Orbit changing is something we would likely only consider as a desperate last choice.

If our astronomers discover that earth is going to collide with a moon sized piece of space rock, we might want to accelerate the earth's speed to create a larger orbit, or decelerate to make a smaller orbit. By doing so, we might dodge the collision.

I don't give much chance to Hollywood's best efforts. Deep Impact and Armageddon are two recent films to deal with the subject. In one film, earth is saved by exploding an atom bomb on the asteroid. (I don’t know how earth was expected to miss the atomic clouds that might result, but luckily, in the movies you don’t have to deal with that.) In the other film, they can’t solve the problem and presumably human beings face extinction.

I don't think I would want those to be our only options. I personally would like the option of gently nudging earth out of the way of the threatening rock, and this would mean thrusters powerful enough to move the entire earth either higher, lower, faster or slower in its orbit around the Sun.

I suggest this would be our last resort because of the difficulties it would create. If we waited until the last minute and gave a mighty blast of our thrusters, we would likely lose our moon, and instantly rob ourselves of the wonders that all those satellites we've sent up do for us. In one burst, we would lose virtually all of the modern communications tools. We would lose television cable. Without GPS (Global Positioning Satellites) our ships would lose their way. I believe I read that the American navy has stopped teaching its navigators how to read their position from the stars.
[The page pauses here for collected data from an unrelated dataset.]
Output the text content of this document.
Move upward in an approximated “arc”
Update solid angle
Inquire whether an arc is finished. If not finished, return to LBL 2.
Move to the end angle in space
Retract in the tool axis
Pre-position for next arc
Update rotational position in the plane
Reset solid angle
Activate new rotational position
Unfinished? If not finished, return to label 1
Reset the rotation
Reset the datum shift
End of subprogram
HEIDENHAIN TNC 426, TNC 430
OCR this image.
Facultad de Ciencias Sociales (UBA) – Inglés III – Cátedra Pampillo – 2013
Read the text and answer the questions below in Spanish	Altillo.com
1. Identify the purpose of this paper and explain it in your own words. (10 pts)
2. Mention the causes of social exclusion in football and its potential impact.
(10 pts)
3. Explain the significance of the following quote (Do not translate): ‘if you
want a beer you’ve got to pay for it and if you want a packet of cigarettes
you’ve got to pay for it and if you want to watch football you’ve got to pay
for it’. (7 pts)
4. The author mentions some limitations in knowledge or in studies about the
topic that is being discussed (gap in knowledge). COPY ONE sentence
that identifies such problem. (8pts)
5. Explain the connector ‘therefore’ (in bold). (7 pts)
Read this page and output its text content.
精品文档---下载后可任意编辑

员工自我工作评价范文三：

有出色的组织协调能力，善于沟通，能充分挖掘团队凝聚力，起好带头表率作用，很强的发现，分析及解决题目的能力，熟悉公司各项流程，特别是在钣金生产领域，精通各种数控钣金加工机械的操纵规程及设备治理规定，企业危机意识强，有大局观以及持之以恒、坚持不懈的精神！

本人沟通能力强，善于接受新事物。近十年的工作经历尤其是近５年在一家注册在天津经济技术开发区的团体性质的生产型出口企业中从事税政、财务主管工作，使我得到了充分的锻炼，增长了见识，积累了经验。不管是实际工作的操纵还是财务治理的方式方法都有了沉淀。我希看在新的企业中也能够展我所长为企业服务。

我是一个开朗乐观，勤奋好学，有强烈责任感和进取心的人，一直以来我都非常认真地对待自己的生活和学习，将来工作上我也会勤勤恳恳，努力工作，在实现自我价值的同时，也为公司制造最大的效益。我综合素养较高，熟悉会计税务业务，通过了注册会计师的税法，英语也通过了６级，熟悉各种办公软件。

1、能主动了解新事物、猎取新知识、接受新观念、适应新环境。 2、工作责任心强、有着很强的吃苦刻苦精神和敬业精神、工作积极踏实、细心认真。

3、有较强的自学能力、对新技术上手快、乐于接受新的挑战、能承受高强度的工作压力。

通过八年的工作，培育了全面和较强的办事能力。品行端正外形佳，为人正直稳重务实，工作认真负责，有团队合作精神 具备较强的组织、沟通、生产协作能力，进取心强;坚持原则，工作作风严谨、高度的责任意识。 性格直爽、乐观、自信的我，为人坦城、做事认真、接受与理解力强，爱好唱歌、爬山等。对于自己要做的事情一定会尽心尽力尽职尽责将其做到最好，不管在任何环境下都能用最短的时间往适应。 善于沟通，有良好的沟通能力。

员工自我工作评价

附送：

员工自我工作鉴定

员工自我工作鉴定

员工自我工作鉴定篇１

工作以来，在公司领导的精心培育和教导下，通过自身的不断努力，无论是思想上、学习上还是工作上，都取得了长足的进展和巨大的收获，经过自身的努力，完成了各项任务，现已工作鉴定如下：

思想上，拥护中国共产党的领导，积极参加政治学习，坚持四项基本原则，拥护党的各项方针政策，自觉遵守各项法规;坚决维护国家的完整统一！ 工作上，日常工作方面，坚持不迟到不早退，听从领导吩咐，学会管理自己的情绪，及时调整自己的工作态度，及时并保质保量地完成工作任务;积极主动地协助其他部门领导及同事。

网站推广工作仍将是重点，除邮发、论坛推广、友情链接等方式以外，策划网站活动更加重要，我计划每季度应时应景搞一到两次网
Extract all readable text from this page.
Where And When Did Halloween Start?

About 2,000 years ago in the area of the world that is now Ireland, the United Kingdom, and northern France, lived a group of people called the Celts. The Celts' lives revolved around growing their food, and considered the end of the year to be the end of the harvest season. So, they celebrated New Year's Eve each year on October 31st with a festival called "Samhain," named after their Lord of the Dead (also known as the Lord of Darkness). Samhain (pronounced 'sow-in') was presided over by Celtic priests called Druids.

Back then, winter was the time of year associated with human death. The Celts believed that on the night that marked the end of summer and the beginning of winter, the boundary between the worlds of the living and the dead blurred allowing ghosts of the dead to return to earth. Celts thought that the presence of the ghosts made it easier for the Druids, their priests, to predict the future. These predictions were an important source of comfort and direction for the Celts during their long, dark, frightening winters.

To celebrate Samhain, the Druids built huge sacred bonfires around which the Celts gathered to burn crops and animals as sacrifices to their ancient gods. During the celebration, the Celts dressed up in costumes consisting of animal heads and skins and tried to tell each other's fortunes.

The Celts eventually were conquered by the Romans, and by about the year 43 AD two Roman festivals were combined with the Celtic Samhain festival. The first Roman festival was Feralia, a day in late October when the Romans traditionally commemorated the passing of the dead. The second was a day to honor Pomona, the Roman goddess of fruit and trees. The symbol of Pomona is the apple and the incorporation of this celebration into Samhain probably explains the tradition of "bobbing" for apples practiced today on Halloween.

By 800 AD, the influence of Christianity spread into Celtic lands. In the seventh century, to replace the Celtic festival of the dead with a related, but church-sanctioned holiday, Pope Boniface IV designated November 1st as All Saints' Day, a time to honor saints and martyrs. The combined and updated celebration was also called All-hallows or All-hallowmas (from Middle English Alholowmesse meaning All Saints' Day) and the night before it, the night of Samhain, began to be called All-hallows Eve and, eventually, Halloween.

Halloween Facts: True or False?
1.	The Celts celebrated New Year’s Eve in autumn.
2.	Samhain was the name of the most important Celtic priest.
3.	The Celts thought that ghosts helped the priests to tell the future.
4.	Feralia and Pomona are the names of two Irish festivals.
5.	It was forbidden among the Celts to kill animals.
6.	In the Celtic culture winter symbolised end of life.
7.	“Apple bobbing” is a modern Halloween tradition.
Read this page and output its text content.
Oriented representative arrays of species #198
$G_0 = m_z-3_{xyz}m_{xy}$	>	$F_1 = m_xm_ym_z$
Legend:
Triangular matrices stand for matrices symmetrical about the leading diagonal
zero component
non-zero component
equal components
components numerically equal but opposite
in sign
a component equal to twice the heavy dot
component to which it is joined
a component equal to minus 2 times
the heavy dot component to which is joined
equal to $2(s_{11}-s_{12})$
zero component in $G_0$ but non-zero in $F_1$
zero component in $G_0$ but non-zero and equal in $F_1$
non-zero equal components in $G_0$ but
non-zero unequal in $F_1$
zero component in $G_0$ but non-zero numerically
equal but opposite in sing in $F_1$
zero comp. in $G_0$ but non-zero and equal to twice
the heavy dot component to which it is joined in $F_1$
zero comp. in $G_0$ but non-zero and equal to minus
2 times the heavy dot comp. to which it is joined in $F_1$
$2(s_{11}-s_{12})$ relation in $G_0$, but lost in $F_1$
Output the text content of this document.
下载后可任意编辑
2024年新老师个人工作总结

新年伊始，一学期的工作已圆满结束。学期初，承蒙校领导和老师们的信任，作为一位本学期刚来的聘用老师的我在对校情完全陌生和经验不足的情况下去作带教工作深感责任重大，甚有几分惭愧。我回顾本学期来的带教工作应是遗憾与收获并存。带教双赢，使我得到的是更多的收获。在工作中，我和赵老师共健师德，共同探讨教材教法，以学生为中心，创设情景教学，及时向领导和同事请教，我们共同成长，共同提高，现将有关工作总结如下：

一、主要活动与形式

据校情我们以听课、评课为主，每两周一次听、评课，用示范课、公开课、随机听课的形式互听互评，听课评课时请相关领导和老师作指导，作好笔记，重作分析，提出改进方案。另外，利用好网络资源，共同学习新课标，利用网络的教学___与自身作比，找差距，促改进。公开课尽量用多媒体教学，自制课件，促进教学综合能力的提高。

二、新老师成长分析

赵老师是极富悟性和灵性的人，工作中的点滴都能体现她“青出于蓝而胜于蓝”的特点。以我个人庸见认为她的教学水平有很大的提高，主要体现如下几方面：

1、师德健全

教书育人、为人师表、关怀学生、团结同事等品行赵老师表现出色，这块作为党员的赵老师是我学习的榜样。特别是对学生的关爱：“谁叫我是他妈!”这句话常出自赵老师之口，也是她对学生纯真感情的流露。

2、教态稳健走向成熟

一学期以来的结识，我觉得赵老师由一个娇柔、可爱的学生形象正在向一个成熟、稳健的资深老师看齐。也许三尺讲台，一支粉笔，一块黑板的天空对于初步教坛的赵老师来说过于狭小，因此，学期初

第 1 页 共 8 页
It would be really ugly if we lost our moon. First of all, we would sling it off into who knows where, as we exited our position. Think of what it would do to love and romance to have no moonlight in the evening. And, getting back to even more real loss, think of all the undersea life that depends on the rising and falling of the tides. Think of the rinsing and cleaning process that occurs in harbors everywhere as the tides come in and sweep out.

If a moon-sized piece of space debris is on a collision course with earth, and we have to get out of the way, hopefully we'll have a number of years to get ready. If we have a lot of time, we wouldn't need to give a great burst of thrust to avoid the collision. If we used continuous thrusts with very gentle pushes, we might move slowly enough that we could keep our moon with us, (albeit in a less than circular orbit.) We might also be able to keep many of our satellites with us, but I think we would be wise to prepare backup satellites ready to launch if we have to take this course.

Notice one more thing as you think of a giant thrust big enough to effect earth's orbit. It's hard to imagine anyone crazy enough to take such an action. But, suppose a rogue state, with third world disadvantages, decided to rid the west of it's military and economic advantages. I can't think of a simpler way than building a thruster strong enough to make earth exit its orbit. In one effort, the Western Military would be blinded, deafened, and unable to communicate. The Western economies would be crippled by the loss of the computer networking, and the satellite communications and television capabilities. One assumes the major energies of those nations with evolved economies would make their first priority the readjustment of the orbit to contain the damage such a ill conceived orbit shift might have on earth's climate. In other words, all the work would have to focus on repair of the damage, and reconstruction of the lost capabilities.

This is one of many reasons that we must make all possible efforts to avoid thruster wars.